Beware! This transfer is a disaster!
Conclusion: Stick to your VHS for now!
Note: same thing with Brother Cadfael DVDs. Is it the London fog or what?"
Inspector Morse : "Last Seen Wearing"
Tristan Finch | New York, NY United States | 10/22/2002
(1 out of 5 stars)
"If you own this episode on VHS there is no reason to purchase the DVD version. I am a big Inspector Morse fan and find this to be one of the better episodes but the DVD itself is horrible.
I cannot believe how a show as popular as Inspector Morse can be turned into such a shoddy DVD. The DVD contains no extras (although some newer episodes do contain laughable text trivia, ha!) The transfer is mediocre at best, and lastly the packaging is cheap. I recently purchased "Brideshead Revisited" on DVD, wonderful transfer, wonferful packaging, many extras including a booklet. Is it really too much to ask that the series be treated with a little respect, how about some extras behind the scenes footage? a director or author voice over? maybe an interview with some of the surviving cast? Its just dreadful in every respect. I can only hope the series is issued again by a company with more taste."
Cultured Curmudgeon--Character Study
Janet Riehl | St. Louis, MO | 07/10/2006
(5 out of 5 stars)
"What I particularly enjoyed about LAST SEEN WEARING is the character study of Endeavor Morse, Detective Chief Inspector of the Thames Valley Police Department, serving Oxford.
In the opening scene, Morse is reading Thomas Hardy, one of the brooding classics of English Literature. But construction noise (by a firm that later turns out to be tied into the case) disturbs him and he goes into work--where he continues to read Hardy, and ignore the files that his eager Seargant attempts to thrust into his face.

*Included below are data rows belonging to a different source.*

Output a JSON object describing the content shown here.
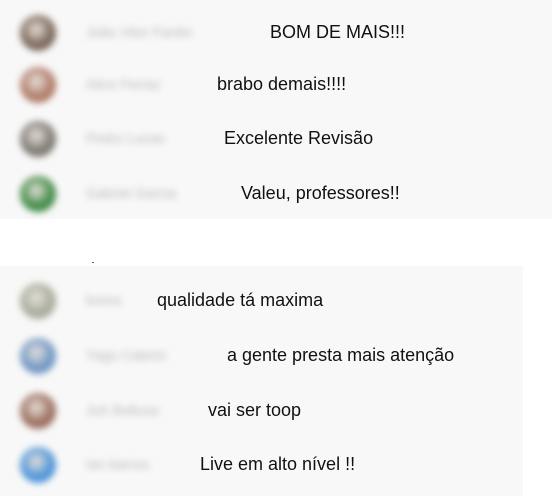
{
  "chat_groups": [
    {
      "messages": [
        {
          "author": "João Vitor Fardin",
          "text": "BOM DE MAIS!!!",
          "avatar_color": "#7a6658"
        },
        {
          "author": "Alice Ferraz",
          "text": "brabo demais!!!!",
          "avatar_color": "#b07a68"
        },
        {
          "author": "Pedro Lucas",
          "text": "Excelente Revisão",
          "avatar_color": "#7c7872"
        },
        {
          "author": "Gabriel Garcia",
          "text": "Valeu, professores!!",
          "avatar_color": "#3f8a45"
        }
      ]
    },
    {
      "messages": [
        {
          "author": "breno",
          "text": "qualidade tá maxima",
          "avatar_color": "#a7ab9a"
        },
        {
          "author": "Yago Cabrini",
          "text": "a gente presta mais atenção",
          "avatar_color": "#6f96c4"
        },
        {
          "author": "Juh Bellusa",
          "text": "vai ser toop",
          "avatar_color": "#9a6e5e"
        },
        {
          "author": "Ian barros",
          "text": "Live em alto nível !!",
          "avatar_color": "#4c93d8"
        }
      ]
    }
  ]
}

The pathologist, in trying to get Morse to feel the pain of the parents' loss of their daughter says, "Imagine that your copy of the Ring Cycle [Wagner's interminable opera] was destroyed and it was your only one." Yes, as the editorial review says, the "cultured curmudgeon." I love it!
Morse's lined face, slight paunch, in-need-of-a-haircut and always in need of a drink gives us a completely different portrait than, say, the dapper Poirot. When Morse confronts the contractor, the man says, "Oh no, are you the one who drinks?" Morese doesn't miss a beat to confirm or deny, but simply says, "Are you the tyrant?"

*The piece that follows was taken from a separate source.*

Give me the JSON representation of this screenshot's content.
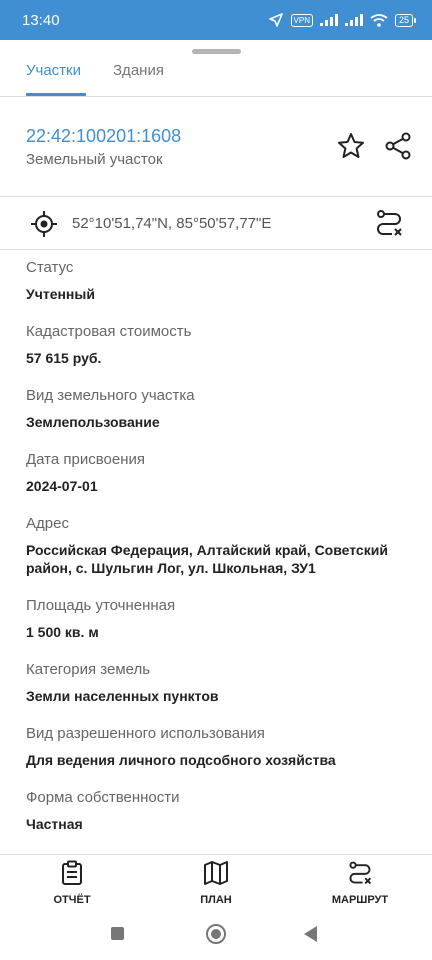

His boss asks Morse if this flu of his is really a depression. Though Morse denies it, this seems likely. He seems burnt out, and doesn't really snap to in the case until a real body is found to galvanize his attention.
The story is amazing in crime literature in that it has a happy ending of sorts!
--Janet Grace Riehl, author Sightlines: A Poet's Diary"
Sexuality and Sin
William J. Thor | Vero Beach | 12/12/2006
(4 out of 5 stars)
"A teenager has gone missing - Morse believes she is dead - Lewis believes she is alive. The plot builds from there with a woman, other then the teenager being murdered. The involvement of a girl's school leads us to various behavioral patterns, heterosexuality, bi-sexuality, homosexuality all adding to most interesting plot lines, and confusing Morse no end. Additional complications are introduced with Catholicism and abortion. Not much opera here - our only compensations are some chamber music which Morse is relaxing to while reading Thomas Hardy at the very beginning of the story and an orchestral excerpt from Die Walküre just prior to the ME Max's excellent analogy he poses to Morse. While both are sipping a pint at a local pub Max asks Morse if he understands what it would be like to lose a child, when Morse answers no, Max suggests he grasp the situation by envisioning he (Morse) cannot find his copy of "The Ring". Morse's reply will be found in the video. There is very little icing aside from brief exchanges relative to flowers and first editions. A fine plot carries this episode despite the lack of topping which we have come to expect."